Last week, all of the Python programs we wrote operated under the assumption that DNA strands are represented by a sequence of lowercase letters 'a,' 'c,' 't,' and 'g.' This is a reasonable representation and there's nothing wrong with it. However, many real databases in which biologists store DNA information represent DNA strands using sequences of uppercase letters instead. Since we're gradually working toward being able to write programs that process sequences of DNA stored in this real databases, it would be a good idea for us to start writing our programs to expect uppercase letters instead from now on; this way, we'll be able to reuse our programs later this week when we start reading our input from external sources.

(Note that, while it seems obvious to us that 'a' and "A" have the same meaning, it's not at all obvious to Python. As far as Python is concerned, 'a' and 'A' are different characters, so when we compare a character to 'a' like this:

    c == 'a'

the comparison will return False if c's value is 'A'.)

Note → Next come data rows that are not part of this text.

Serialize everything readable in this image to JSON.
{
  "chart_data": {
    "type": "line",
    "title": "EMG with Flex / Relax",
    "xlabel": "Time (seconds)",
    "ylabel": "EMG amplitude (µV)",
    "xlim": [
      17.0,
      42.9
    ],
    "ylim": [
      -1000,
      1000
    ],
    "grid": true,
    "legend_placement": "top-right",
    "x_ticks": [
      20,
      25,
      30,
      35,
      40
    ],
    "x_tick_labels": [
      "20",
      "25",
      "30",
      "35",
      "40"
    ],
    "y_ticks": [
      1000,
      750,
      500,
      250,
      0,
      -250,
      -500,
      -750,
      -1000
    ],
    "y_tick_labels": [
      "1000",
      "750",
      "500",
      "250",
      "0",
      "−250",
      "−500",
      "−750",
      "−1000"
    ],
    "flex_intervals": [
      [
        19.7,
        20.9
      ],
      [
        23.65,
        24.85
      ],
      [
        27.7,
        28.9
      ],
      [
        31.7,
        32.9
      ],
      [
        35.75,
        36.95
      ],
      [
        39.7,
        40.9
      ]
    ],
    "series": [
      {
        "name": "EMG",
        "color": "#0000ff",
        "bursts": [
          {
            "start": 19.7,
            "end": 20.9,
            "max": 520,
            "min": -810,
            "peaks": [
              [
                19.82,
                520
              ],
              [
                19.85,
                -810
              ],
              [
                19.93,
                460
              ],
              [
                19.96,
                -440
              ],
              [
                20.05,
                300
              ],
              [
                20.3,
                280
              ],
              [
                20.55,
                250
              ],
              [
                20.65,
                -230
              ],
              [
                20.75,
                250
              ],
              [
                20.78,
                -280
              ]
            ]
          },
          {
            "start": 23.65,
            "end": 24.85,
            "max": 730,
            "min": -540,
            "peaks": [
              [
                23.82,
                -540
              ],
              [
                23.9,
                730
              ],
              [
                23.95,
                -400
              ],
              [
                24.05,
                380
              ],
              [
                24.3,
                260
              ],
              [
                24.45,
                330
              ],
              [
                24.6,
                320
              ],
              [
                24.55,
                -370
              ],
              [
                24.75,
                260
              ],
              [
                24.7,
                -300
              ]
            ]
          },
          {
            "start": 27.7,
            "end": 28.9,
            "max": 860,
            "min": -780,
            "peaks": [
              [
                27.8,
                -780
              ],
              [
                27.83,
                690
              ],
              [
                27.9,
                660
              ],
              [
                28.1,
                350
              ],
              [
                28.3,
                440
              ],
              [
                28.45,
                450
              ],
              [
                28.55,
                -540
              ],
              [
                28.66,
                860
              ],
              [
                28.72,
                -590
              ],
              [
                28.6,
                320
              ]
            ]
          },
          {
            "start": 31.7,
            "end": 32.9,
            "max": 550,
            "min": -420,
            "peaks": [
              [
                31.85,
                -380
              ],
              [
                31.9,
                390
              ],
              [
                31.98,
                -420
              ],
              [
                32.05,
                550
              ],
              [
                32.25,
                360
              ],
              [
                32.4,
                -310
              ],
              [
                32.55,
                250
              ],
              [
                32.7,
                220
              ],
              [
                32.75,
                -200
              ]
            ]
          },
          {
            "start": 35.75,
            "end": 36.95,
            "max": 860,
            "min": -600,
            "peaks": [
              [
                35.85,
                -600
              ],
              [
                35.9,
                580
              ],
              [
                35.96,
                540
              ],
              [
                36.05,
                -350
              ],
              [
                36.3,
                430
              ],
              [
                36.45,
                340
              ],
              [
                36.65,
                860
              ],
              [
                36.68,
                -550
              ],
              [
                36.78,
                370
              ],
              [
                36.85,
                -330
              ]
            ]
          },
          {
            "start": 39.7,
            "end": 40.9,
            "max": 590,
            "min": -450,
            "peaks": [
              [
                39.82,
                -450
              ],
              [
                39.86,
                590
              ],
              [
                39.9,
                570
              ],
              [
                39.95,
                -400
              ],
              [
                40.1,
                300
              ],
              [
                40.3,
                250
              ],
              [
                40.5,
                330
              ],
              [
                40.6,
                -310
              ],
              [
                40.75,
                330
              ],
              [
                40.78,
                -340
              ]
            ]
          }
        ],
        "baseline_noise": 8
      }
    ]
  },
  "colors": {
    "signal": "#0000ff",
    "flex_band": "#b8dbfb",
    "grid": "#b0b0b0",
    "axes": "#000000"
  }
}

For the rest of this course, we'll use uppercase letters to denote nucleotides and amino acids.

Today's problems

During the course of today's lab session, I'd like you to work on the following problems:

Write a program that finds candidate genes in a single DNA strand represented by a sequence of uppercase letters 'A,' 'C,' 'T,' and 'G.' For our purposes, we'll define a candidate gene as a sequence of codons, beginning with a start codon ('ATG') and ending with a stop codon ('TAA,' 'TAG,' or 'TGA'), that is at least 20 codons long (including the start and end codons). For each candidate gene found, your program should print "Candidate gene found," as well as the position in the sequence where the 'ATG' begins and the number of codons in the candidate gene. (Remember, when reporting the starting position, that, unlike Python, biologists count from 1 rather than 0.)
Using the program that we wrote in lecture to find the reverse complement of a DNA strand and your solution to the previous problem, write a new program that has, as input, one strand of DNA, but finds all candidate genes that appear on either the given strand or its reverse complement. It should behave similarly to the previous program, but when it finds a candidate gene, it should say either "Candidate gene found on given strand" or "Candidate gene found on reverse strand."
- Here is a link to the program we wrote in lecture yesterday to find the reverse complement of a DNA strand.
Write a program that uses a dictionary to translate a DNA strand to a sequence of amino acids. Each amino acid is to be represented as a capital letter, as shown in this table. Use the character '!' (an exclamation mark) to indicate the amino acids marked "End" in the table.

Testing your solutions

One of the challenges of writing programs is knowing whether they work when you're done. The most common way to approach that problem is to test them for various inputs and see whether the results match our expectations. Rather than providing you with test data today, work on designing some of your own test data to verify that your programs work. As examples, some things to think about when testing your candidate gene finder are:

What happens when there's only one ATG and only one stop codon in the DNA strand?
What happens when there are multiple candidate genes that do not overlap one another?
What happens when there are multiple candidate genes that overlap off-frame (e.g., "ATGCATG...", where the second ATG is within the first candidate gene but does not appear "on frame" as a codon in that candidate gene)?
What happens when there are multiple candidate genes that overlap on-frame?
What happens when there are no candidate genes at all?

The course staff is glad to help you design your test data if you're not sure how to approach it. The emphasis, in general, is not on making data up randomly; the idea is to think of data that stands a good chance at finding a mistake in your program (if there is one).

Have fun!

Enjoy! Solutions will appear on the web site within the next day or so.